The Swan: three minutes of dance to soothe the soul in lockdown

The dancing lasts less than three minutes, but it’s just the fillip we need right now; a gem of a moment to pull focus in often otherwise blurry days. The Swan is a lockdown offering from Birmingham Royal Ballet. Relayed in split-screen, a pianist (Jonathan Higgins), cellist (António Novais) and dancer (Céline Gittens) – all in their separate homes – perform Mikhail Fokine’s The Dying Swan, with a surprise ending.
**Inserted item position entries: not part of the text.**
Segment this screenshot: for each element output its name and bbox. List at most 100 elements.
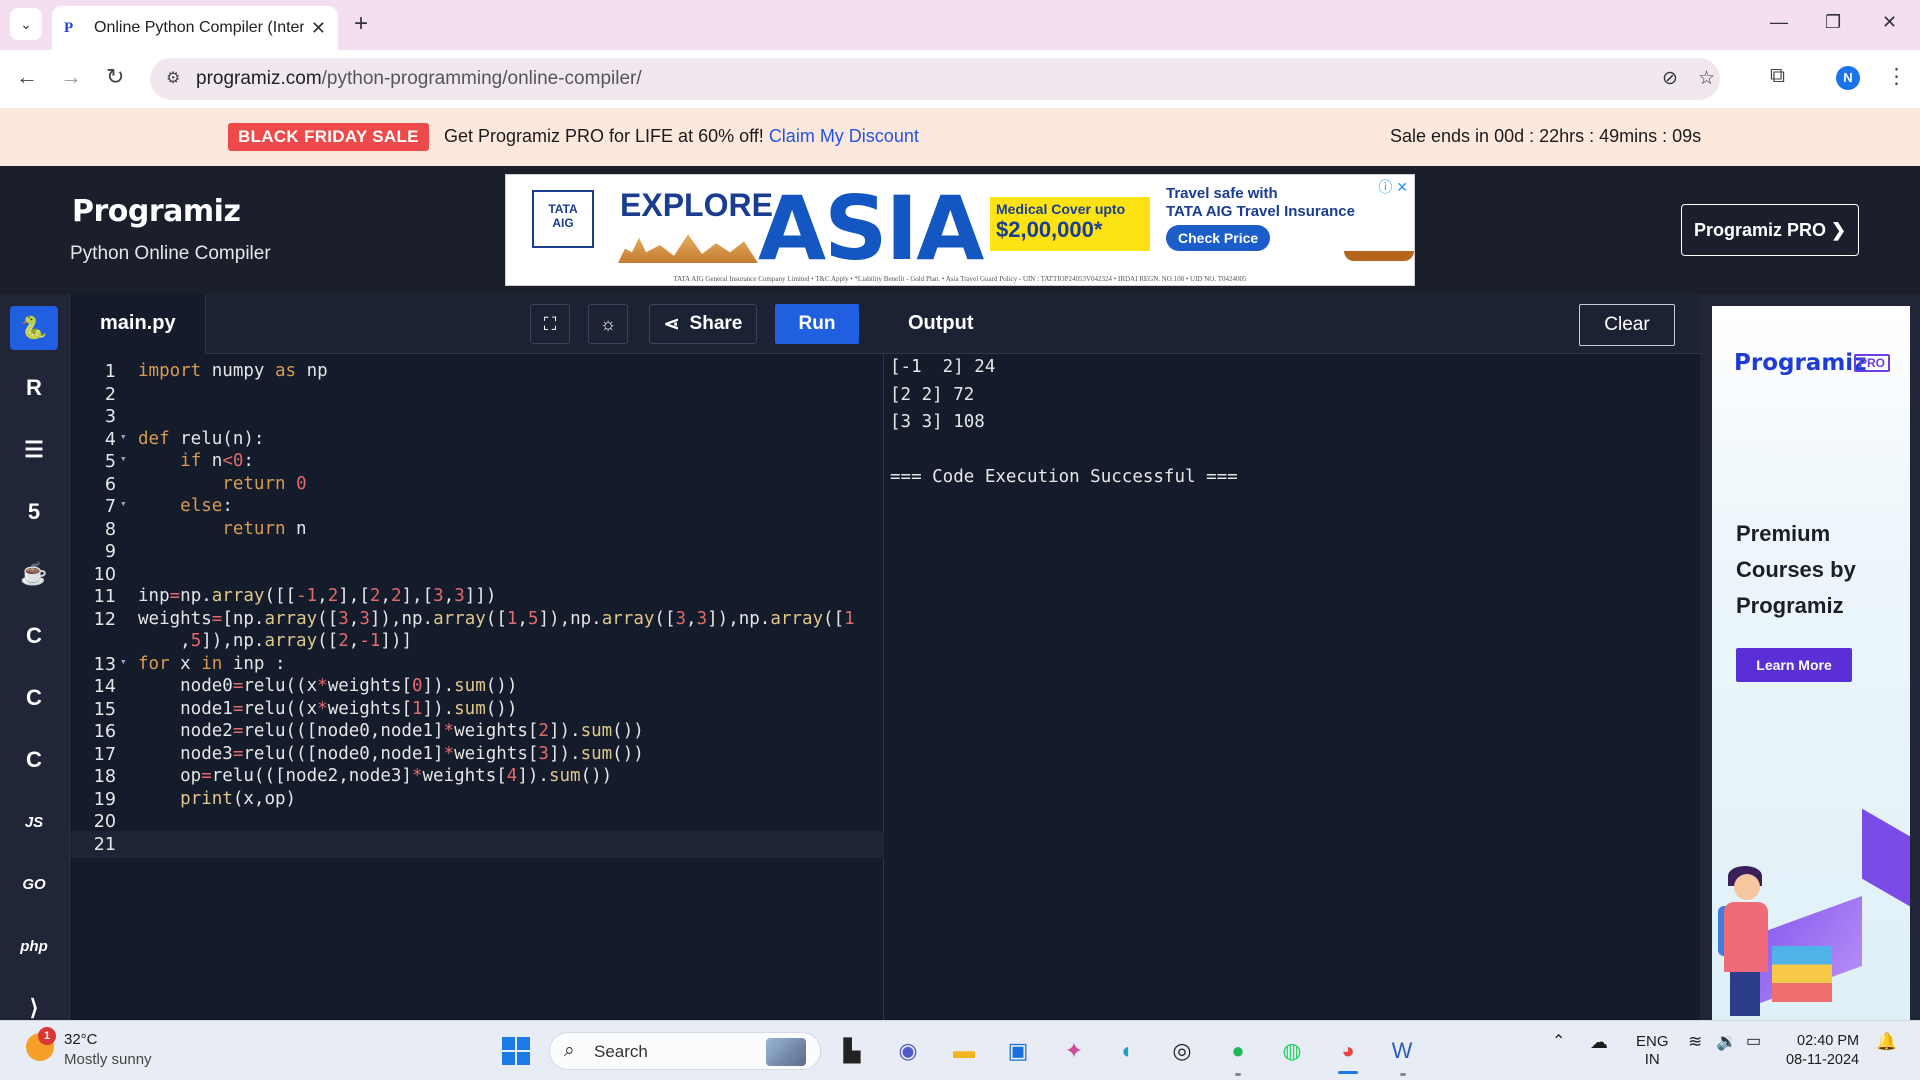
volume-icon[interactable]: 🔉	[1716, 1033, 1737, 1051]
tata-aig-logo: TATA AIG	[532, 190, 594, 248]
code-text: weights=[np.array([3,3]),np.array([1,5])…	[138, 608, 855, 629]
language-indicator[interactable]: ENG IN	[1636, 1033, 1669, 1069]
tracking-protection-eye-off-icon[interactable]: ⊘	[1662, 67, 1678, 90]
chrome-icon[interactable]: ◕	[1332, 1035, 1364, 1067]
clear-button[interactable]: Clear	[1579, 304, 1675, 346]
microsoft-store-icon[interactable]: ▣	[1002, 1035, 1034, 1067]
output-line: [-1 2] 24	[890, 357, 996, 377]
minimize-icon[interactable]: —	[1770, 12, 1788, 33]
ad-close-icon[interactable]: ⓘ ✕	[1378, 177, 1408, 197]
claim-discount-link[interactable]: Claim My Discount	[769, 126, 919, 146]
editor-toolbar: main.py ⛶ ☼ ⋖ Share Run	[70, 294, 884, 354]
task-view-icon[interactable]: ▙	[836, 1035, 868, 1067]
teams-icon[interactable]: ◉	[892, 1035, 924, 1067]
code-line[interactable]: 21	[70, 830, 884, 858]
edge-browser-icon[interactable]: ◐	[1112, 1035, 1144, 1067]
site-info-icon[interactable]: ⚙	[166, 68, 180, 88]
fold-arrow-icon[interactable]: ▾	[120, 430, 127, 443]
code-text: def relu(n):	[138, 428, 265, 449]
url-text[interactable]: programiz.com/python-programming/online-…	[196, 68, 642, 90]
programiz-logo[interactable]: Programiz	[72, 194, 241, 229]
back-arrow-icon[interactable]: ←	[16, 64, 38, 90]
weather-temperature[interactable]: 32°C	[64, 1031, 98, 1048]
output-line: [3 3] 108	[890, 412, 985, 432]
profile-avatar[interactable]: N	[1836, 66, 1860, 90]
spotify-icon[interactable]: ●	[1222, 1035, 1254, 1067]
windows-start-icon[interactable]	[502, 1037, 530, 1065]
programiz-pro-ad[interactable]: Programiz PRO Premium Courses by Program…	[1712, 306, 1910, 1020]
fold-arrow-icon[interactable]: ▾	[120, 655, 127, 668]
php-language-icon[interactable]: php	[10, 924, 58, 968]
ad-decor-shape	[1862, 808, 1910, 914]
battery-icon[interactable]: ▭	[1746, 1033, 1761, 1051]
extensions-puzzle-icon[interactable]: ⧉	[1770, 64, 1785, 88]
line-number: 5	[104, 452, 116, 472]
java-icon[interactable]: ☕	[10, 552, 58, 596]
browser-tab-strip: ⌄ P Online Python Compiler (Interp ✕ + —…	[0, 0, 1920, 50]
browser-menu-icon[interactable]: ⋮	[1886, 64, 1907, 89]
line-number: 12	[93, 609, 116, 630]
learn-more-button[interactable]: Learn More	[1736, 648, 1852, 682]
browser-tab[interactable]: P Online Python Compiler (Interp ✕	[52, 6, 338, 50]
python-language-icon[interactable]: 🐍	[10, 306, 58, 350]
run-button[interactable]: Run	[775, 304, 859, 344]
ad-headline: Premium Courses by Programiz	[1736, 521, 1856, 618]
copilot-icon[interactable]: ✦	[1058, 1035, 1090, 1067]
promo-text: Get Programiz PRO for LIFE at 60% off! C…	[444, 126, 919, 146]
ad-check-price-button[interactable]: Check Price	[1166, 225, 1271, 251]
ad-skyline-graphic	[618, 234, 758, 263]
programiz-pro-button[interactable]: Programiz PRO ❯	[1681, 204, 1859, 256]
go-language-icon[interactable]: GO	[10, 862, 58, 906]
theme-toggle-sun-icon[interactable]: ☼	[588, 304, 628, 344]
word-icon[interactable]: W	[1386, 1035, 1418, 1067]
close-window-icon[interactable]: ✕	[1882, 12, 1897, 33]
line-number: 7	[104, 497, 116, 517]
ad-medical-cover: Medical Cover upto $2,00,000*	[990, 197, 1150, 251]
taskbar-search[interactable]: ⌕ Search	[549, 1032, 821, 1070]
weather-condition[interactable]: Mostly sunny	[64, 1051, 152, 1068]
javascript-icon[interactable]: JS	[10, 800, 58, 844]
restore-icon[interactable]: ❐	[1825, 12, 1841, 33]
banner-ad[interactable]: TATA AIG EXPLORE ASIA Medical Cover upto …	[505, 174, 1415, 286]
c-language-icon[interactable]: C	[10, 614, 58, 658]
show-hidden-icons-chevron-icon[interactable]: ⌃	[1552, 1033, 1565, 1051]
sql-database-icon[interactable]: ☰	[10, 428, 58, 472]
output-header: Output Clear	[884, 294, 1700, 354]
line-number: 10	[93, 564, 116, 585]
code-editor-panel: main.py ⛶ ☼ ⋖ Share Run 1 import numpy as…	[70, 294, 884, 1020]
fold-arrow-icon[interactable]: ▾	[120, 452, 127, 465]
cpp-language-icon[interactable]: C	[10, 676, 58, 720]
dell-icon[interactable]: ◎	[1166, 1035, 1198, 1067]
onedrive-cloud-icon[interactable]: ☁	[1590, 1033, 1608, 1051]
url-bar[interactable]: ⚙ programiz.com/python-programming/onlin…	[150, 58, 1720, 100]
search-highlight-image	[766, 1038, 806, 1066]
whatsapp-icon[interactable]: ◍	[1276, 1035, 1308, 1067]
r-language-icon[interactable]: R	[10, 366, 58, 410]
close-tab-icon[interactable]: ✕	[311, 18, 326, 39]
code-text: node1=relu((x*weights[1]).sum())	[138, 698, 518, 719]
bookmark-star-icon[interactable]: ☆	[1698, 67, 1715, 90]
line-number: 1	[104, 362, 116, 382]
fullscreen-icon[interactable]: ⛶	[530, 304, 570, 344]
line-number: 18	[93, 767, 116, 787]
tab-search-chevron-icon[interactable]: ⌄	[10, 8, 42, 40]
code-area[interactable]: 1 import numpy as np 2 3 4 ▾ def relu(n): 5 ▾ if…	[70, 354, 884, 1020]
notifications-bell-icon[interactable]: 🔔	[1876, 1033, 1897, 1051]
reload-icon[interactable]: ↻	[106, 64, 124, 90]
ad-book-stack-illustration	[1772, 946, 1832, 1002]
line-number: 19	[93, 789, 116, 810]
line-number: 8	[104, 519, 116, 540]
new-tab-plus-icon[interactable]: +	[354, 10, 368, 38]
fold-arrow-icon[interactable]: ▾	[120, 497, 127, 510]
system-clock[interactable]: 02:40 PM 08-11-2024	[1786, 1032, 1859, 1070]
output-console[interactable]: [-1 2] 24 [2 2] 72 [3 3] 108 === Code Execu…	[890, 354, 1238, 492]
share-button[interactable]: ⋖ Share	[649, 304, 757, 344]
file-tab-main-py[interactable]: main.py	[70, 294, 206, 354]
file-explorer-icon[interactable]: ▬	[948, 1035, 980, 1067]
line-number: 20	[93, 812, 116, 832]
html5-icon[interactable]: 5	[10, 490, 58, 534]
csharp-language-icon[interactable]: C	[10, 738, 58, 782]
output-line: === Code Execution Successful ===	[890, 467, 1238, 487]
wifi-icon[interactable]: ≋	[1688, 1033, 1702, 1051]
forward-arrow-icon[interactable]: →	[60, 64, 82, 90]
The short solo, set to Saint-Saëns’ Le Cygne, was created in 1905 for the legendary ballerina Anna Pavlova, and it captures the ephemeral otherworldliness of the ballerina’s art, as well as ballet’s enduring image of the fluttering, beautifully doomed white swan.

There’s great intimacy in inviting an audience into your home, close enough to Gittens to see the seams of her tights. Just as well, this solo is all about the details: the barely moving bourrées set to a gentle simmer, the slightest acceleration or pause in the swoop of her arms, the engrossing undulations of shoulder blades. There’s a single moment of melodrama when an arm is flung to the floor and Gittens looks like a silent-movie heroine.

A choreographic intervention by BRB director Carlos Acosta means this is no longer a dying swan but one who, in the final moments, raises her head, hand and heart in hope. It sounds cheesy, but it’s lovely. When a dancer herself is transported, so can we be, too.

There’s something pleasantly jarring about the combination of sublime art and prosaic domestic details – radiator, light switch, the pot plant Gittens brushes past as she dances into frame. This collision of the ordinary and the exceptional, the magical and mundane, brings human connection and fantastical escapism all in the space of 165 seconds.